Friendships Lost
I'm a deeply loyal person. The budding astrologist in me, credits that with me being a Leo, but I might have just gotten from my parents since they always taught me that loyalty was a key ingredient in friendship.
Because of my deep loyalty to the people I love, I hate giving up on people. I'll stick with someone for as long as I can, as long as I believe I have some reason, may it only be past behavior, to stick around. But eventually, there comes a point when you have to accept there's no point in hanging on.
For me, that's an incredibly hard decision to make and an incredibly painful one. It's also something I consider drastic measures and will only do if I think I absoloutley have to.
Several years ago, I reached that point with several of my Castleton friends. It came to the point where that crowd and some of those people was just slowly destroying me, so I cut my losses. It wasn't an easy decision, but it was the best one for my mental health. I kept some friendships and wrote off others, as well as distancing myself from the group as a whole.
Now, I've come to the point where I have to do it again. This time with someone who's been a good friend for a long time and the idea of not having this person in my life hurts, but there's nothing I can do to salvage the friendship.
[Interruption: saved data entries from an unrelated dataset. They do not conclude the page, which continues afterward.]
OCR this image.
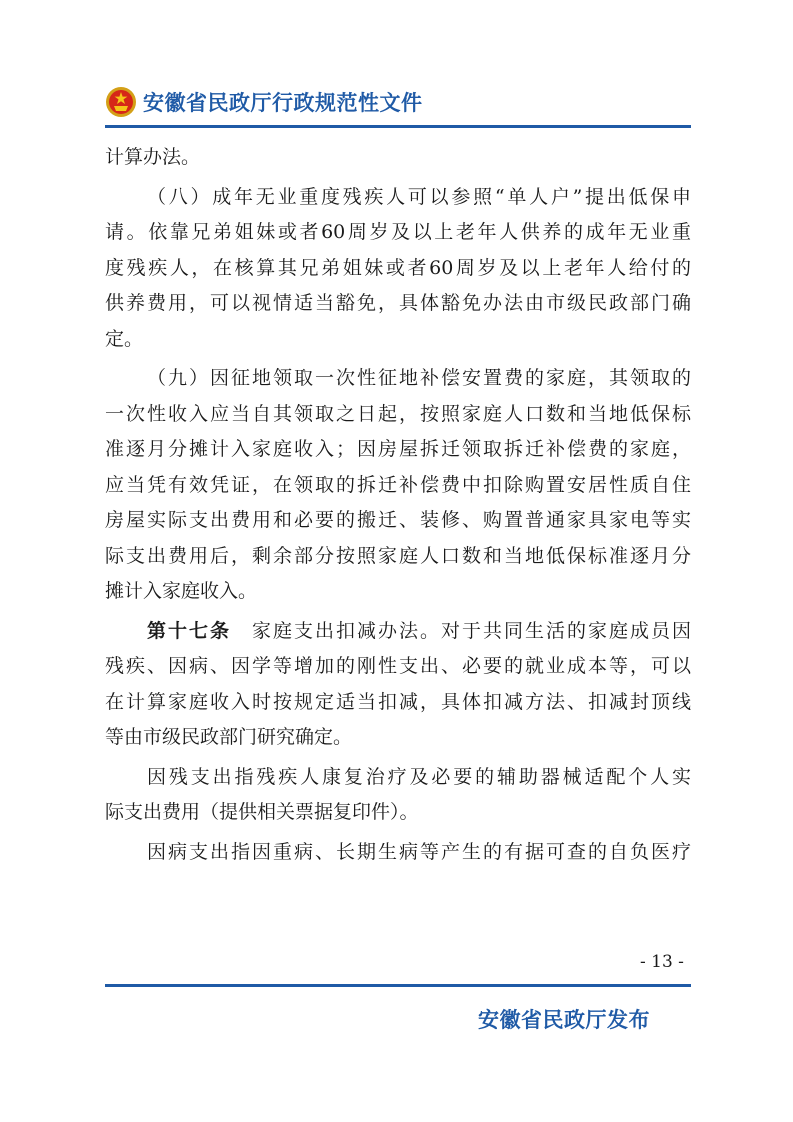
安徽省民政厅行政规范性文件
计算办法。
（八）成年无业重度残疾人可以参照“单人户”提出低保申
请。依靠兄弟姐妹或者60周岁及以上老年人供养的成年无业重
度残疾人，在核算其兄弟姐妹或者60周岁及以上老年人给付的
供养费用，可以视情适当豁免，具体豁免办法由市级民政部门确
定。
（九）因征地领取一次性征地补偿安置费的家庭，其领取的
一次性收入应当自其领取之日起，按照家庭人口数和当地低保标
准逐月分摊计入家庭收入；因房屋拆迁领取拆迁补偿费的家庭，
应当凭有效凭证，在领取的拆迁补偿费中扣除购置安居性质自住
房屋实际支出费用和必要的搬迁、装修、购置普通家具家电等实
际支出费用后，剩余部分按照家庭人口数和当地低保标准逐月分
摊计入家庭收入。
第十七条 家庭支出扣减办法。对于共同生活的家庭成员因
残疾、因病、因学等增加的刚性支出、必要的就业成本等，可以
在计算家庭收入时按规定适当扣减，具体扣减方法、扣减封顶线
等由市级民政部门研究确定。
因残支出指残疾人康复治疗及必要的辅助器械适配个人实
际支出费用（提供相关票据复印件）。
因病支出指因重病、长期生病等产生的有据可查的自负医疗
- 13 -
安徽省民政厅发布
This person is just not someone I can be around right now and that really hurts, but it's something I have to accept.
When all the shit started to hit the fan with my friends, I wanted to stay neautral and for a while it worked. But it's come to the point where I had to pick a side and there was really only one side I can pick. As I said, I'm a loyal person and I have to give my loyalty to the friend who's never done anything but stand by me in all the time that I've known her. After all, I know she'd side with me.
I'm so full of emotion. Anger, disgust, confusion, sadness. I'm trying to keep a tight lid on it, but it's hard. A part of me wants to go hit something (or somebody), another part wants to scream and throw things, a third part just wants to cry, and the fourth part wants to go hide somewhere until all the bad things go away. I'm not sure which impulse is the healthiest.
In the end, the only thing I can do is stand behind the conviction that I made the right choice and pray that somehow things work out someday. I doubt it'll happen soon, but maybe someday. Who knows, right?